Goals of U. N. Agenda for Sustainable Development
This course contributes to the achievement of the following goals of U. N. Agenda for Sustainable Development
Goal N. 4 Quality Education
Target 4.3
Target 4.7
Goal N. 13 Climate Action
Target 13.3
Textbook Information
[1] F.S. Hillier, G.J. Lieberman, Introduction to Operations Research, Mc Graw Hill, 2020
[2] O.L. Mangasarian, Nonlinear Programming, SIAM Classics in Applied Mathematics.
[4] D.P. Bertsekas, Nonlinear Programming, Athena Scientific.
Teaching material will be given during the course.
| Author | Title | Publisher | Year | ISBN |
|---|---|---|---|---|
| F.S. Hillier, G.J. Lieberman | Introduction to Operations Research, | Mc Graw Hill. | 2020 |
Course Planning
| Subjects | Text References | |
|---|---|---|
| 1 | Linear programming models | [1] |
| 2 | Graphical resolution of linear programming problems | [1], teaching material |
| 3 | Geometric approach to linear programming | [1] |
| 4 | Algebra approach to linear programming | [1], teaching material |
| 5 | Simplex method | [1] |
| 6 | Duality | [1] teaching material |
| 7 | Integer linear programming | [1], teaching material |
| 8 | Transportation and assignment problems | [1] |
| 9 | Cutting plane method | [1], teaching material |
| 10 | Branch and bound method | [1], [teaching material |
| 11 | Knapsack problem | [1] |
| 12 | TSP problem | [1] |
| 13 | Non linear programming | [4] |
| 14 | Optimality conditions for unconstrained and constrained optimization | [4] |
| 15 | Solution methods for unconstrained and constrained problems | [4]; teaching material |
| 16 | Some optimization tools (Geogebra, Excel, Gurobi, Mathematica) | [1], teaching material |
Learning Assessment
Learning Assessment Procedures
The final exam consists of an oral test during which the candidate is also requested to solve a numerical exercise.
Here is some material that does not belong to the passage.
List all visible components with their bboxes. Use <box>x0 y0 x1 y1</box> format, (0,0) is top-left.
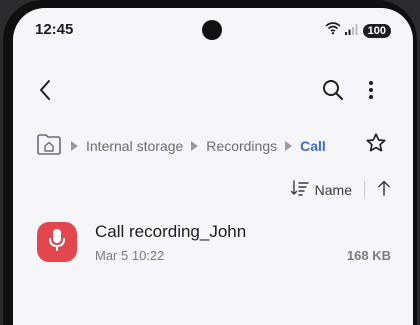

The final grade is established on the basis of the answers given by the candidate and the solving of the numerical example.
Final grades will be assigned taking into account the following criteria:
Rejected: Basic knowledge has not been acquired. The student is not able to solve simple exercises.
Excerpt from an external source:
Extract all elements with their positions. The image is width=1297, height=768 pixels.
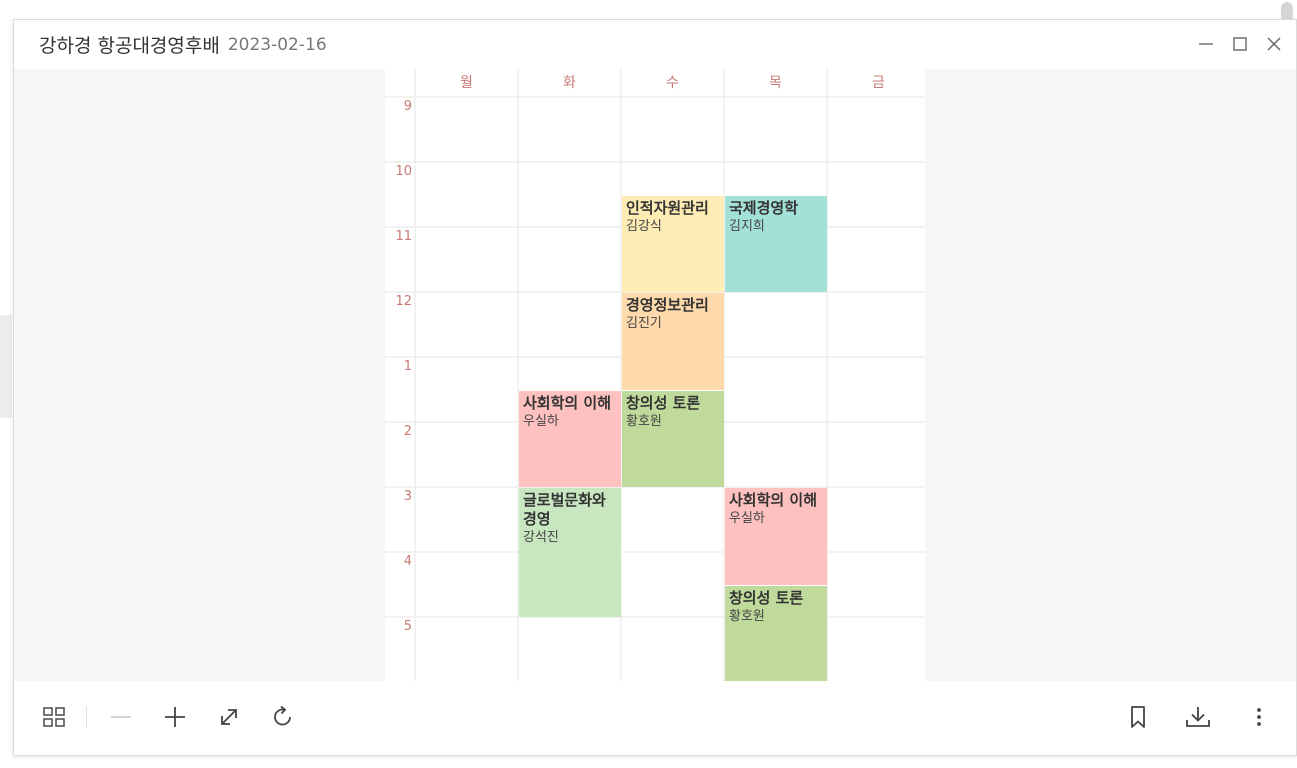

18-23: Basic knowledge has been acquired. The student solves simple exercises, has sufficient communication skills, and makes judgements.
24-27: All the knowledge has been acquired. The student solves all the proposed exercises making few errors and has good communication skills and making judgements.
28-30 cum laude: All the knowledge has been completely acquired. The student applies knowledge and has excellent communication skills, learning skills and making judgements.
The assessment may also be carried out online, should circumstances require it.
Students with disabilities and/or specific learning disorders (SLD) must contact, well in advance of the exam date, the instructor, the CInAP representative for the DMI (Prof. Daniele), and CInAP in order to notify them that they intend to take the exam with the appropriate compensatory measures.
To take part in the final exam, students must register through the SmartEdu portal. For any technical issues related to the registration, please contact the Student Office.
Examples of frequently asked questions and / or exercises
Simplex method. Linear programming examples. Integer linear programming and use of branch and bound method. Knapsack problem. Optimality conditions in linear programming. Optimality conditions for non linear problems. KKT conditions. Penalty and barrier methods.
It should be noted that these questions are purely indicative: the actual questions asked during the exam may differ, even significantly, from those included in this list.
During the lessons, exercises similar to those that students will face in their final exam will be carried out. Additional exercises will be made available throughout the course.